Throughout the six month intervention there was a progressive decline in body weight that reached ~10% for the CR group at the completion of the study [15]. Body composition analysis by dual x-ray absorptiometry and multi-slice computed tomography showed that the loss of tissue mass was attributable to significant reductions in both fat mass (CR:−24±3%) and fat-free mass (CR:−4±1%), and a 27% decrease in both visceral and subcutaneous fat depots. It was interesting to note that the fat distribution within the abdomen was not altered by CR [15]. We also observed a reduction in subcutaneous abdominal mean fat cell size by ~20%, a lowering of hepatic lipid by ~37% but no change in skeletal muscle lipid content [21].
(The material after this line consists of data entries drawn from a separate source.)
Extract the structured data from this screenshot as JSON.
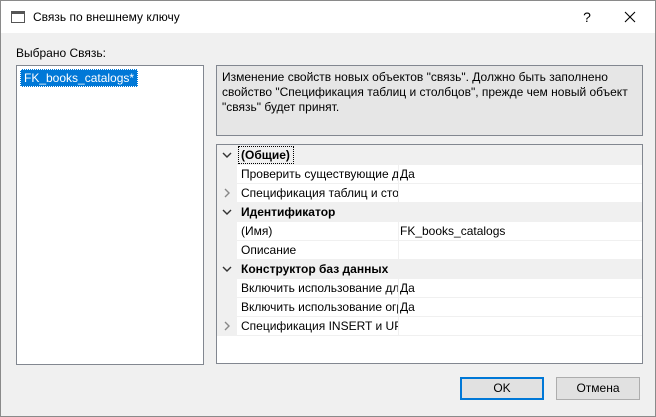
{
  "window": {
    "title": "Связь по внешнему ключу",
    "help_label": "?"
  },
  "left_panel": {
    "label": "Выбрано Связь:",
    "items": [
      "FK_books_catalogs*"
    ]
  },
  "description": "Изменение свойств новых объектов \"связь\".  Должно быть заполнено свойство \"Спецификация таблиц и столбцов\", прежде чем новый объект \"связь\" будет принят.",
  "properties": [
    {
      "type": "category",
      "name": "(Общие)",
      "expand": "down"
    },
    {
      "type": "prop",
      "name": "Проверить существующие данные при создании или повторном включении",
      "value": "Да"
    },
    {
      "type": "prop",
      "name": "Спецификация таблиц и столбцов",
      "value": "",
      "expand": "right"
    },
    {
      "type": "category",
      "name": "Идентификатор",
      "expand": "down"
    },
    {
      "type": "prop",
      "name": "(Имя)",
      "value": "FK_books_catalogs"
    },
    {
      "type": "prop",
      "name": "Описание",
      "value": ""
    },
    {
      "type": "category",
      "name": "Конструктор баз данных",
      "expand": "down"
    },
    {
      "type": "prop",
      "name": "Включить использование для репликации",
      "value": "Да"
    },
    {
      "type": "prop",
      "name": "Включить использование ограничения внешнего ключа",
      "value": "Да"
    },
    {
      "type": "prop",
      "name": "Спецификация INSERT и UPDATE",
      "value": "",
      "expand": "right"
    }
  ],
  "buttons": {
    "ok": "OK",
    "cancel": "Отмена"
  }
}
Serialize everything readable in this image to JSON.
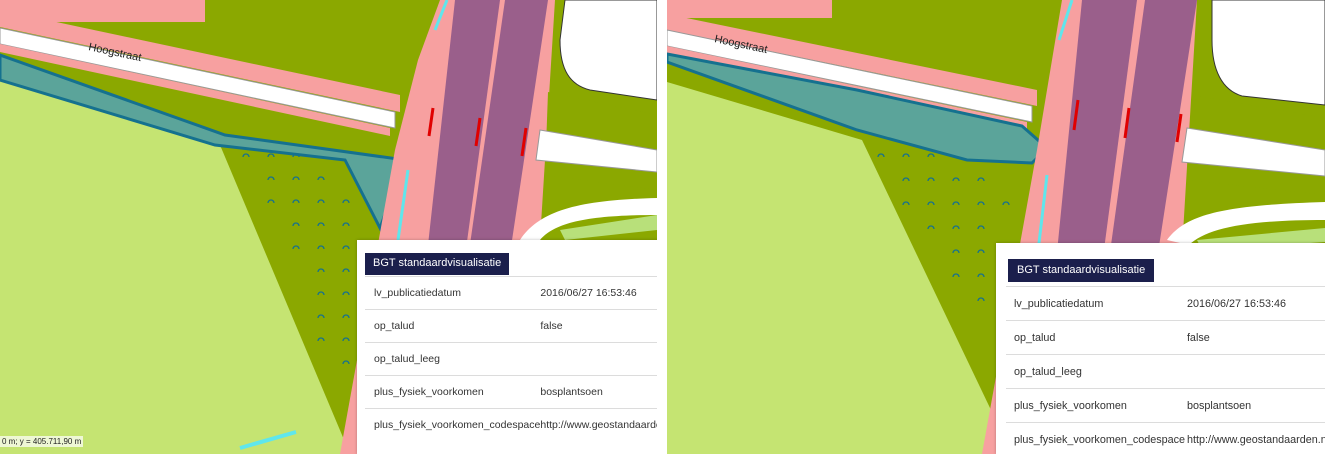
{
  "map": {
    "street_label": "Hoogstraat",
    "coordinate_readout": "0 m; y = 405.711,90 m",
    "colors": {
      "grass": "#c5e472",
      "dark_green": "#8ba800",
      "road_pink": "#f7a0a0",
      "road_purple": "#9a5f8b",
      "water": "#5ba49a",
      "outline": "#15718f",
      "cyan": "#5fe6ec",
      "red_marker": "#e00000",
      "white_road": "#ffffff"
    },
    "icons": {
      "shrub_symbol": "shrub-arc-icon"
    }
  },
  "info_panel": {
    "title": "BGT standaardvisualisatie",
    "rows": [
      {
        "key": "lv_publicatiedatum",
        "value": "2016/06/27 16:53:46"
      },
      {
        "key": "op_talud",
        "value": "false"
      },
      {
        "key": "op_talud_leeg",
        "value": ""
      },
      {
        "key": "plus_fysiek_voorkomen",
        "value": "bosplantsoen"
      },
      {
        "key": "plus_fysiek_voorkomen_codespace",
        "value": "http://www.geostandaarden.nl"
      }
    ]
  }
}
b. Biomarkers of longevity

A “biomarker of aging” is considered to be any parameter that reflects physiological or functional age; it must undergo significant age-related changes, be slowed or reversed by treatments that increase longevity (e.g. calorie restriction), and must be reliably measured (Figure 1). Numerous biomarkers have been identified in rodents and primates including temperature and hormones DHEA-S and insulin [25]. In the CALERIE study, 2 out of the 3 biomarkers of longevity [25] were improved with six months of 25% CR [6]. Significant reductions were observed in both fasting insulin concentrations (−29±6%) and core body temperature (−0.20±0.05°C), whereas DHEA-S was unchanged by the intervention (Figure 2). These findings of course echo results previously reported in nonhuman primates and rodents on CR and long lived men in The Baltimore Longitudinal Study of Aging [25].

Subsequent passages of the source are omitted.